The first spacecraft to use solar panels was the Vanguard 1 satellite, launched by the US in 1958. This was largely because of the influence of Dr. Hans Ziegler, who can be regarded as the father of spacecraft solar power.
Solar panels on spacecraft supply power for two main uses:
For both uses, a key figure of merit of the solar panels is the specific power (watts generated divided by solar array mass), which indicates on a relative basis how much power one array will generate for a given launch mass relative to another. Another key metric is stowed packing efficiency (deployed watts produced divided by stowed volume), which indicates how easily the array will fit into a launch vehicle. Yet another key metric is cost (dollars per watt).
To increase the specific power, typical solar panels on spacecraft use close-packed solar cell rectangles that cover nearly 100% of the sun-visible area of the solar panels, rather than the solar wafer circles which, even though close-packed, cover about 90% of the sun-visible area of typical solar panels on earth. However, some solar panels on spacecraft have solar cells that cover only 30% of the sun-visible area.
Solar panels need to have a lot of surface area that can be pointed towards the Sun as the spacecraft moves. More exposed surface area means more electricity can be converted from light energy from the Sun. Since spacecraft have to be small, this limits the amount of power that can be produced.
All electrical circuits generate waste heat; in addition, solar arrays act as optical and thermal as well as electrical collectors. Heat must be radiated from their surfaces. High-power spacecraft may have solar arrays that compete with the active payload itself for thermal dissipation. The innermost panel of arrays may be "blank" to reduce the overlap of views to space. Such spacecraft include the higher-power communications satellites (e.g., later-generation TDRS) and Venus Express, not high-powered but closer to the Sun.

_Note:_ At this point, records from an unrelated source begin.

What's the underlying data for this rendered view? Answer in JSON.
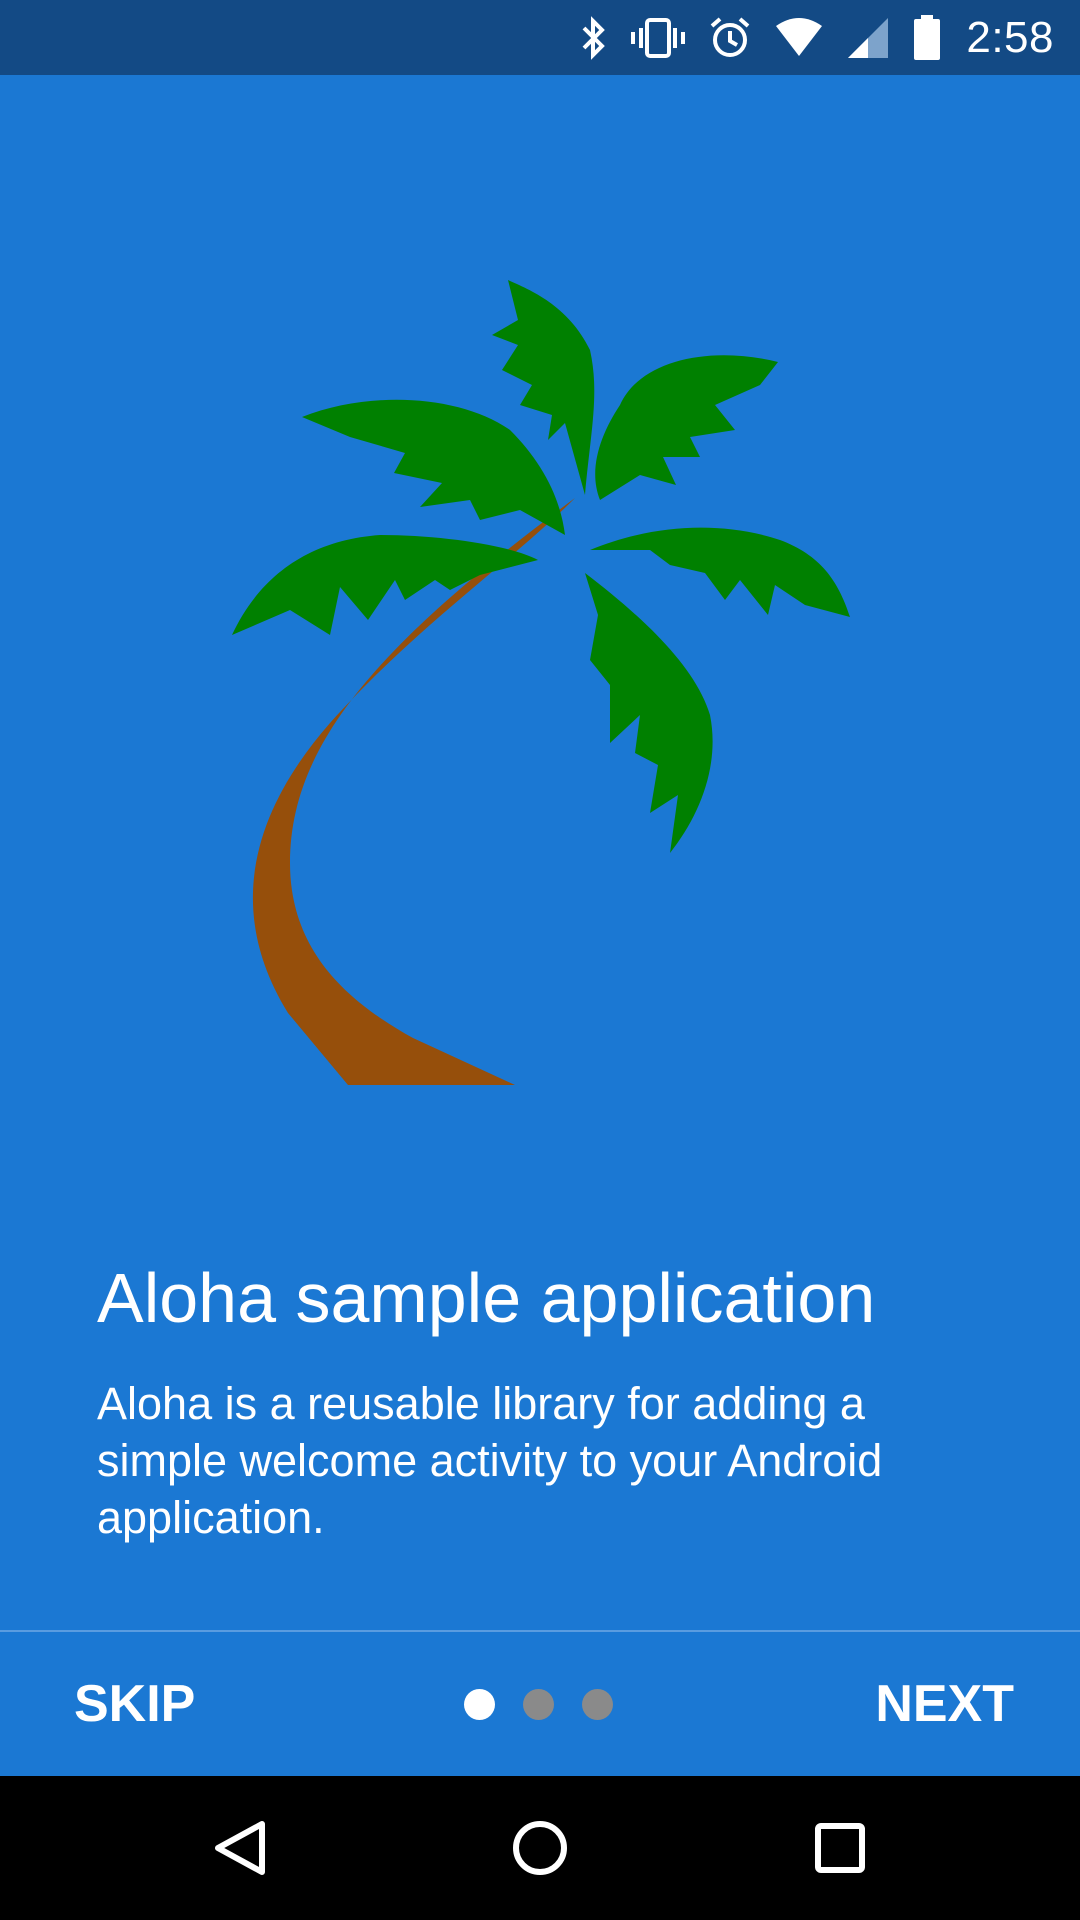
{
  "status_bar": {
    "time": "2:58",
    "icons": [
      "bluetooth-icon",
      "vibrate-icon",
      "alarm-icon",
      "wifi-icon",
      "cell-signal-icon",
      "battery-icon"
    ]
  },
  "welcome": {
    "illustration": "palm-tree",
    "title": "Aloha sample application",
    "description": "Aloha is a reusable library for adding a simple welcome activity to your Android application."
  },
  "footer": {
    "skip_label": "SKIP",
    "next_label": "NEXT",
    "page_count": 3,
    "current_page": 1
  },
  "nav_bar": {
    "buttons": [
      "back-icon",
      "home-icon",
      "recents-icon"
    ]
  },
  "colors": {
    "background": "#1b78d3",
    "status_bar": "#134a85",
    "palm_leaves": "#008000",
    "palm_trunk": "#964f0b",
    "dot_active": "#ffffff",
    "dot_inactive": "#8a8a8a",
    "nav_bar": "#000000"
  }
}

Spacecraft are built so that the solar panels can be pivoted as the spacecraft moves. Thus, they can always stay in the direct path of the light rays no matter how the spacecraft is pointed. Spacecraft are usually designed with solar panels that can always be pointed at the Sun, even as the rest of the body of the spacecraft moves around, much as a tank turret can be aimed independently of where the tank is going. A tracking mechanism is often incorporated into the solar arrays to keep the array pointed towards the sun.
Sometimes, satellite operators purposefully orient the solar panels to "off point," or out of direct alignment from the Sun. This happens if the batteries are completely charged and the amount of electricity needed is lower than the amount of electricity made; off-pointing is also sometimes used on the International Space Station for orbital drag reduction.

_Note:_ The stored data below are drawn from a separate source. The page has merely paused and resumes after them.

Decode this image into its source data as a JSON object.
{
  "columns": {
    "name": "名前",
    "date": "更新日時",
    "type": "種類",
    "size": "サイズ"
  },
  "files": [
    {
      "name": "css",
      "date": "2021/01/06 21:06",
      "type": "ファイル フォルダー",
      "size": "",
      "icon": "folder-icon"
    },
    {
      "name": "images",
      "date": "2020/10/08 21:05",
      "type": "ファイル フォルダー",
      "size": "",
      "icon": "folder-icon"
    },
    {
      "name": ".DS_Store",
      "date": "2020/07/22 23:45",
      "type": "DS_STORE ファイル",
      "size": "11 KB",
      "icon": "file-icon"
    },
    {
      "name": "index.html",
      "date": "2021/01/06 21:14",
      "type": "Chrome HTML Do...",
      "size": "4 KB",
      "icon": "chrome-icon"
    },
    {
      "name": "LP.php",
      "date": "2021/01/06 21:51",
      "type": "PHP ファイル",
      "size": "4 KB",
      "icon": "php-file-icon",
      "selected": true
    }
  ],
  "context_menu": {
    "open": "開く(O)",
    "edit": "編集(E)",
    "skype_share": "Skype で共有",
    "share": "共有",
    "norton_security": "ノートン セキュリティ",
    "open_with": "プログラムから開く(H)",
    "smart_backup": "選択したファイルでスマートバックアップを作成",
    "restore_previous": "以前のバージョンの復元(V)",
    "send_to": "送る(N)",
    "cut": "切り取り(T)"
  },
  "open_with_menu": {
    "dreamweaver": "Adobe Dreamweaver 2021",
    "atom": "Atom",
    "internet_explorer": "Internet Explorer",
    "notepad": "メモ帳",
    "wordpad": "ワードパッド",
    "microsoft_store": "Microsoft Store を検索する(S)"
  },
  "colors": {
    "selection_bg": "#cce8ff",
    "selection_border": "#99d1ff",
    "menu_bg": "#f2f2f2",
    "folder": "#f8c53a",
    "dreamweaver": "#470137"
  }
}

Space contains varying levels of ionizing radiation, that which includes flares and other solar events. Some satellites orbit within the protective zone of the magnetosphere, while others do not.
Gallium arsenide-based solar cells are typically favored over crystalline silicon in industry because they have a higher efficiency and degrade more slowly than silicon in the radiation present in space. The most efficient solar cells currently in production are multi-junction photovoltaic cells. These use a combination of several layers of gallium arsenide, indium gallium phosphide, and germanium to capture more energy from the solar spectrum. Leading edge multi-junction cells are capable of exceeding 38.8% under non-concentrated AM1.5G illumination and 46% using concentrated AM1.5G illumination.

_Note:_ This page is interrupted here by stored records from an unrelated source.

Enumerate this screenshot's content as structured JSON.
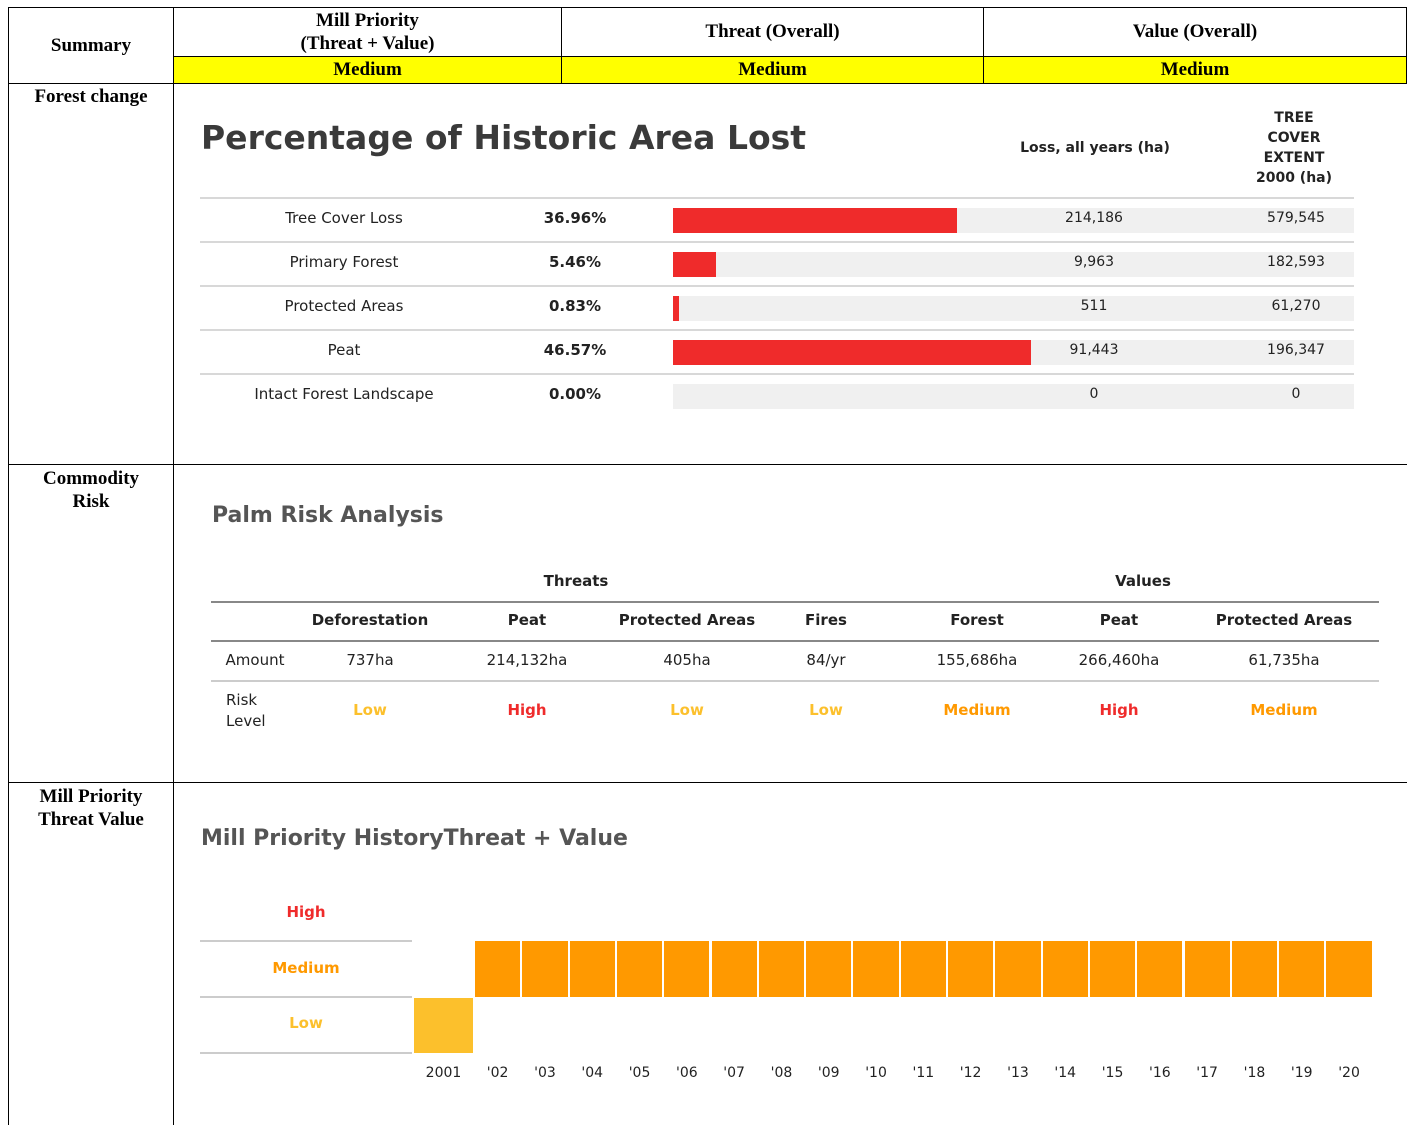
{
  "colors": {
    "high": "#ef2b2b",
    "medium": "#ff9900",
    "low": "#fcc02c",
    "bar": "#ef2b2b",
    "highlight": "#ffff00"
  },
  "summary": {
    "label": "Summary",
    "cols": [
      {
        "header": "Mill Priority (Threat + Value)",
        "value": "Medium"
      },
      {
        "header": "Threat (Overall)",
        "value": "Medium"
      },
      {
        "header": "Value (Overall)",
        "value": "Medium"
      }
    ],
    "mill_header_line1": "Mill Priority",
    "mill_header_line2": "(Threat + Value)"
  },
  "sections": {
    "forest_change": "Forest change",
    "commodity_risk_line1": "Commodity",
    "commodity_risk_line2": "Risk",
    "mill_priority_line1": "Mill Priority",
    "mill_priority_line2": "Threat Value"
  },
  "forest": {
    "title": "Percentage of Historic Area Lost",
    "col_loss": "Loss, all years (ha)",
    "col_extent_lines": [
      "TREE",
      "COVER",
      "EXTENT",
      "2000 (ha)"
    ],
    "rows": [
      {
        "label": "Tree Cover Loss",
        "pct": "36.96%",
        "frac": 0.4174,
        "loss": "214,186",
        "extent": "579,545"
      },
      {
        "label": "Primary Forest",
        "pct": "5.46%",
        "frac": 0.063,
        "loss": "9,963",
        "extent": "182,593"
      },
      {
        "label": "Protected Areas",
        "pct": "0.83%",
        "frac": 0.0095,
        "loss": "511",
        "extent": "61,270"
      },
      {
        "label": "Peat",
        "pct": "46.57%",
        "frac": 0.5257,
        "loss": "91,443",
        "extent": "196,347"
      },
      {
        "label": "Intact Forest Landscape",
        "pct": "0.00%",
        "frac": 0.0,
        "loss": "0",
        "extent": "0"
      }
    ]
  },
  "palm": {
    "title": "Palm Risk Analysis",
    "threats_label": "Threats",
    "values_label": "Values",
    "columns": [
      "Deforestation",
      "Peat",
      "Protected Areas",
      "Fires",
      "Forest",
      "Peat",
      "Protected Areas"
    ],
    "amount_label": "Amount",
    "amounts": [
      "737ha",
      "214,132ha",
      "405ha",
      "84/yr",
      "155,686ha",
      "266,460ha",
      "61,735ha"
    ],
    "risk_label_line1": "Risk",
    "risk_label_line2": "Level",
    "risks": [
      {
        "text": "Low",
        "level": "low"
      },
      {
        "text": "High",
        "level": "high"
      },
      {
        "text": "Low",
        "level": "low"
      },
      {
        "text": "Low",
        "level": "low"
      },
      {
        "text": "Medium",
        "level": "medium"
      },
      {
        "text": "High",
        "level": "high"
      },
      {
        "text": "Medium",
        "level": "medium"
      }
    ]
  },
  "mill_history": {
    "title": "Mill Priority HistoryThreat + Value",
    "levels": {
      "high": "High",
      "medium": "Medium",
      "low": "Low"
    },
    "years": [
      "2001",
      "'02",
      "'03",
      "'04",
      "'05",
      "'06",
      "'07",
      "'08",
      "'09",
      "'10",
      "'11",
      "'12",
      "'13",
      "'14",
      "'15",
      "'16",
      "'17",
      "'18",
      "'19",
      "'20"
    ],
    "values": [
      "low",
      "medium",
      "medium",
      "medium",
      "medium",
      "medium",
      "medium",
      "medium",
      "medium",
      "medium",
      "medium",
      "medium",
      "medium",
      "medium",
      "medium",
      "medium",
      "medium",
      "medium",
      "medium",
      "medium"
    ]
  }
}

To date, solar power, other than for propulsion, has been practical for spacecraft operating no farther from the Sun than the orbit of Jupiter. For example, Juno, Magellan, Mars Global Surveyor, and Mars Observer used solar power as does the Earth-orbiting, Hubble Space Telescope. The Rosetta space probe, launched 2 March 2004, used its 64 square metres (690 sq ft) of solar panels as far as the orbit of Jupiter (5.25 AU); previously the furthest use was the Stardust spacecraft at 2 AU. Solar power for propulsion was also used on the European lunar mission SMART-1 with a Hall effect thruster.
The Juno mission, launched in 2011, is the first mission to Jupiter (arrived at Jupiter on July 4, 2016) to use solar panels instead of the traditional RTGs that are used by previous outer solar system missions, making it the furthest spacecraft to use solar panels to date. It has 72 square metres (780 sq ft) of panels.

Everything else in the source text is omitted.